Last year, between the two of us, we watched an average of 317 movies.
This year our goal is to top that by watching at least one a day.
And as an extra special torture, we've decided to write about all of them.

03 October 2008

Rawhead Rex

Director: George Pavlou
Writer: Clive Barker
Released: 1986
Cast: David Dukes, Kelly Piper, Declan O'Brien, Niall Toibin, Niall O'Brien

STEVE says: Clive Barker has apparently disowned this movie - and he wrote the screenplay. Nothing I can say will give you a better idea of how bad this movie is.

In truth, though, it tries. It tries too hard. The story - ancient fertility god accidentally released from his subterranean prison wreaks havoc on Irish countryside - isn't the problem.
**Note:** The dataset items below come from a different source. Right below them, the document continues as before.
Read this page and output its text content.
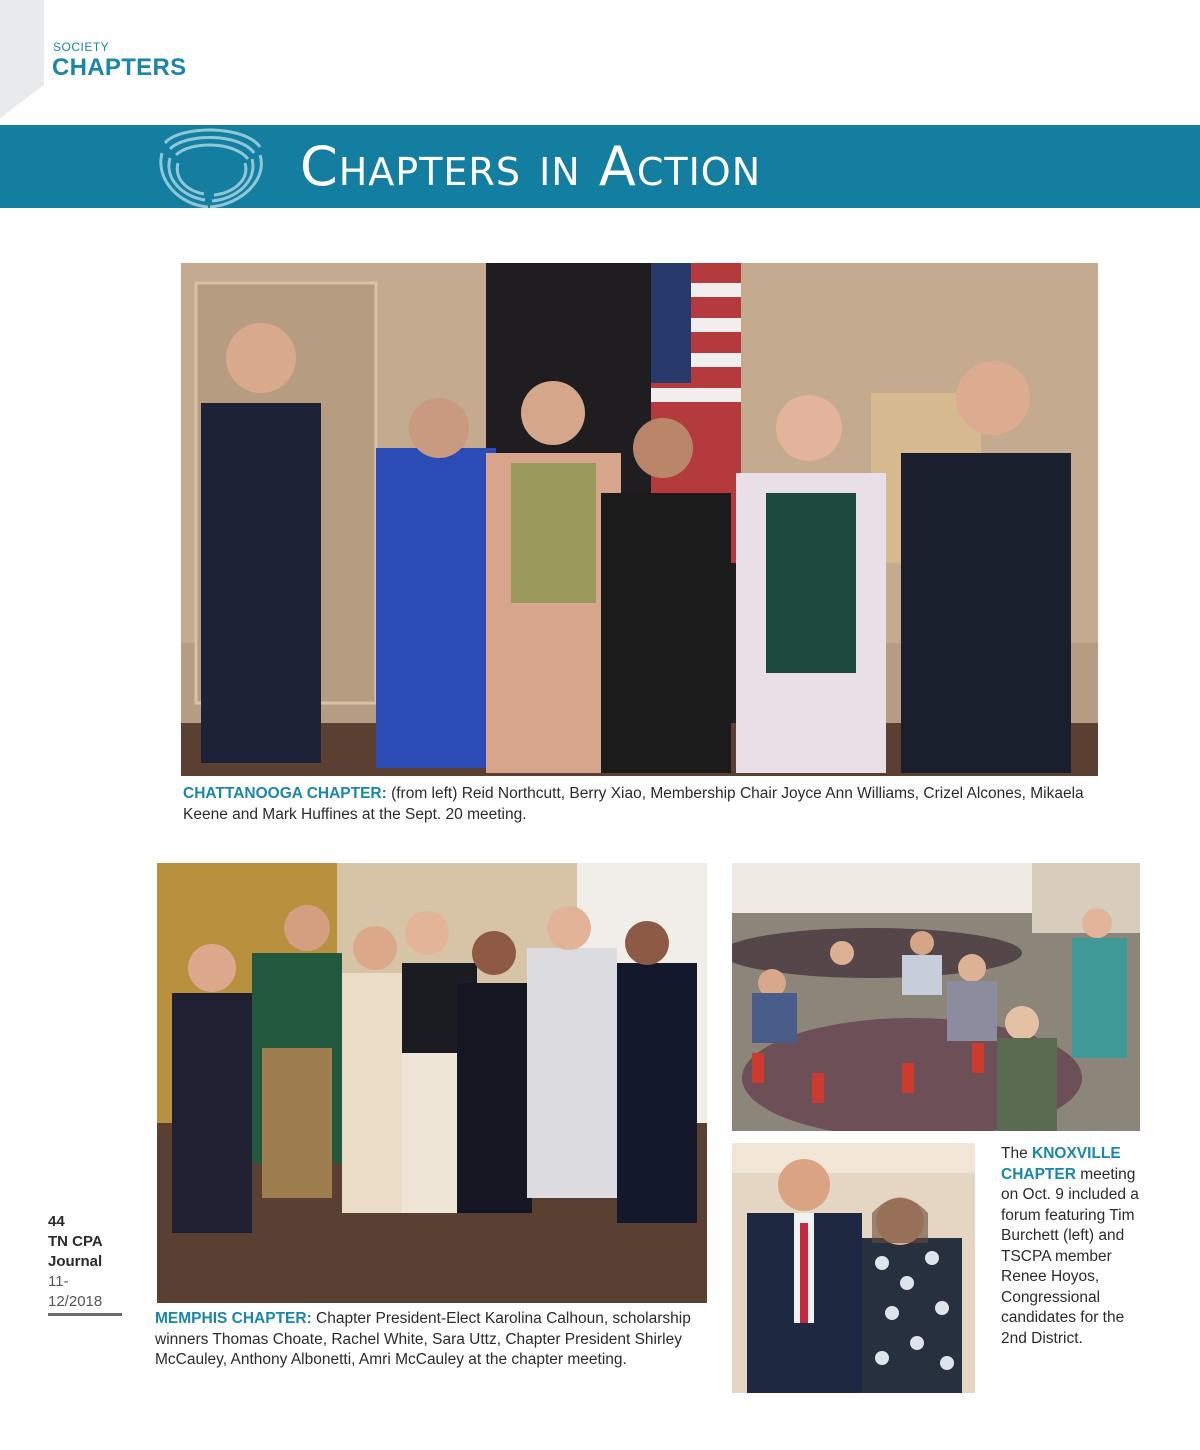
SOCIETY
CHAPTERS
Chapters in Action
CHATTANOOGA CHAPTER: (from left) Reid Northcutt, Berry Xiao, Membership Chair Joyce Ann Williams, Crizel Alcones, Mikaela Keene and Mark Huffines at the Sept. 20 meeting.
MEMPHIS CHAPTER: Chapter President-Elect Karolina Calhoun, scholarship winners Thomas Choate, Rachel White, Sara Uttz, Chapter President Shirley McCauley, Anthony Albonetti, Amri McCauley at the chapter meeting.
The KNOXVILLE CHAPTER meeting on Oct. 9 included a forum featuring Tim Burchett (left) and TSCPA member Renee Hoyos, Congressional candidates for the 2nd District.
44
TN CPA
Journal
11-12/2018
Much of it is the direction, the fact that this is all taken so earnestly - the same problem Sometimes They Come Back suffered from. Everyone is so serious throughout, you'd think they were in an Ibsen play or something, rather than a schlocky monster flick.

And that's the second problem: the monster here, the titular Rawhead Rex, looks ridiculous. He's meant to be eight or nine feet tall (yet is able to walk through standard doorways whenever the plot calls for it without banging his skull), and this is achieved by placing Rawhead's head on top of - not over, mind you, but on top of - the actor's head. This makes his torso look longer in proportion to the rest of his body, and causes his arms to protrude from roughly the middle of his ribcage. It's not pretty. Neither are his crazy, rolling red hypno-eyes, or his mouth which seems to have no movement beyond simple open/close. I really half-expected to see a zipper running up his back.

Come to think of it, that might have made it all worth it.

2/5

NIKKI says: For the longest time I thought Rawhead Rex was a big scary dog who fought against Peter Weller. I would have sworn those two things were central to the film: dog and Peter Weller. I have no idea quite what planet I was on when I decided that. Bizarre.

I had no idea it was a Clive Barker story, either, though I probably read it as a kid. Back when I thought Cabal and Jacqueline Ess were, like, the goriest things ever and I was just so cool and grown up for not vomiting while reading them. I think back on them now, and I probably couldn't stomach them as well as I used to.

Anyway... Rawhead Rex was fairly lame. But I put that down to over-the-top acting and the worst make-up effects ever put on film. What possibly made these filmmakers think the big plastic head with the Mattel-like flashing red eyes could possibly be scary? I realise the film was made in the mid-1980s but there were scarier demons around at that point. It just looked like a big plastic mask. It barely moved. There was nothing real about it at all. Who thought of that? Ugh, terrible.

I had a hard time following the story, possibly because that awful mask was so disstracting. And I didn't feel what I think I should have after the little boy was killed. That seemed very out of place. Perhaps if I'd had more of a sense of just what Rex was up to, it may have come together a bit better. Reading up on the story later, I can see what was going on. I didn't grasp it so well watching the thing.

Peter Weller and a dog... if it's not this, what the hell am I thinking of?